Nuriel Shimoni-Stoil says he signed up for the track team “by accident” when the Atlanta Jewish Academy restarted its program in February 2021. Eighteen months later, the 13-year-old placed 10th in the country at the USATF Junior Olympics National Championships, which took place in Sacramento, Calif., on July 25.

He competed in the pentathlon, which is the middle-school equivalent of the decathlon and consists of five different events: the 100-meter hurdles, shot put, long jump, high jump and 1500-meter run, all on one day.

Shimoni-Stoil’s mother, Rebecca Stoil, recalled that when her son signed up for AJA’s track team the school didn’t even have a track, and had only one hurdle.

“He used the hurdles at Dunwoody High School and we bought a shot put and he used YouTube” to learn how to throw it, she said. “This has all been kind of ad hoc. He fell into this sport. It had never occurred to him to do track and field and all these different events.”

Nuriel Shimoni-Stoil

It’s not that Shimoni-Stoil had an aversion to other sports; he plays basketball, football and soccer. But the Jerusalem-born athlete attributes his agility, strength and stamina to the five years he spent training in ballet with the Peabody Preparatory Institute in Baltimore, where the family lived before moving to Atlanta in 2019.

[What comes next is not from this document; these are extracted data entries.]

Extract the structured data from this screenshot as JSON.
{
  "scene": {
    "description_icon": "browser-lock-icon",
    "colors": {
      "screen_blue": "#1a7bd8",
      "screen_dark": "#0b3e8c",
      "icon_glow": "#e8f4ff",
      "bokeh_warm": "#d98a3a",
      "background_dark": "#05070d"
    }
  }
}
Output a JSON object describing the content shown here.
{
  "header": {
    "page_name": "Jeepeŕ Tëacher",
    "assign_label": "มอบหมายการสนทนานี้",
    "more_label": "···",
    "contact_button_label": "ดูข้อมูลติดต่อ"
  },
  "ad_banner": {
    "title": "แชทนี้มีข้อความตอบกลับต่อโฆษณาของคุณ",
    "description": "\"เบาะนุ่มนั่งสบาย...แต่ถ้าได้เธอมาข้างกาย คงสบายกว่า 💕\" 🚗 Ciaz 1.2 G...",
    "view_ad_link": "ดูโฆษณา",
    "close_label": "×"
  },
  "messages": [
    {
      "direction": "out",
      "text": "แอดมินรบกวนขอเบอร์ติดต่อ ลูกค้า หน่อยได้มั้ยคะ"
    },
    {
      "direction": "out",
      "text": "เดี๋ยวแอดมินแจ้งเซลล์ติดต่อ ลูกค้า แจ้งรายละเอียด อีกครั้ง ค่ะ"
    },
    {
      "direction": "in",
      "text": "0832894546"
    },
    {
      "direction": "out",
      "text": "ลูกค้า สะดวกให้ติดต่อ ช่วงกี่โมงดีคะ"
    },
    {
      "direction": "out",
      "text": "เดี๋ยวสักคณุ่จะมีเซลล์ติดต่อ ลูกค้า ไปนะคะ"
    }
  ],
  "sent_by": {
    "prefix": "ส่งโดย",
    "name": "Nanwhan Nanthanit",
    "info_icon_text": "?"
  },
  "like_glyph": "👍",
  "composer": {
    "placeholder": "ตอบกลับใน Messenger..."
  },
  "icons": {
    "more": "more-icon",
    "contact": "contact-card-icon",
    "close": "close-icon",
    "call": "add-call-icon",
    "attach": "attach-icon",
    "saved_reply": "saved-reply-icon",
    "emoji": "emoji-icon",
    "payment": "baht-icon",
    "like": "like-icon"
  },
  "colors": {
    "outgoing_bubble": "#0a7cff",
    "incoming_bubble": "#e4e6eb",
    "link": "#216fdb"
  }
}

Stoil, a former journalist in Israel and now an instructor of political history at Clemson University, recalled that her son had stopped taking ballet lessons because of COVID. Track is a “fairly COVID-friendly sport,” she said.

Nuriel seemed unstoppable once he began competing in track and field. He tried every event he could, even through the Atlanta Track Club.

“He woke up this spring and realized that track is really a thing,” his mother said.

He participated in eight different events at this year’s Metro Atlanta Athletics Conference championships in May, where he was awarded one gold and two silver medals. Then he decided to focus on multi-events — track lingo for the decathlon, heptathlon and pentathlon. He competed in the Georgia State Championships for pentathlon in June and qualified with a second-place finish to advance to the Region 4 Championships.

On July 7, Shimoni-Stoil competed in the regional championships in Rock Hill, S.C., where he finished in second place, taking one of only two regional qualification slots for the national championships.

Nuriel is just entering his fourth year at AJA. In another year, he can start training for decathlons, which include pole vaulting. His sister is not interested in running, although he has been trying to convince her to start, while his younger brother is “profoundly uninterested in sports. He prefers tap dancing.”

“We don’t want to be pushy parents,” said Stoil, including her husband Nir, who works in e-commerce and represents Israeli artists. “It’s important to do something you love.”

She noted that school sports are so highly competitive. “I was never good at sports. I was a highly competitive writer,” said the former Times of Israel journalist who was born in Arlington, Va., and made Aliyah in 2002. “I got stuck in Israel because of 9/11. I was supposed to fly back [to the U.S.] on Sept. 12. I had already met my husband and had been planning to make Aliyah.”

Israel is still important to her son, Nuriel. He hopes to one day compete in the Maccabiah Games or even enter try-outs for the Israeli national team. Stoil may not be a pushy parent, but she is obviously proud of her eldest.

“It’s really cool watching my son [compete] at track,” she said. “It’s the most collegial sport I have ever seen in my life. They actually clap for each other.”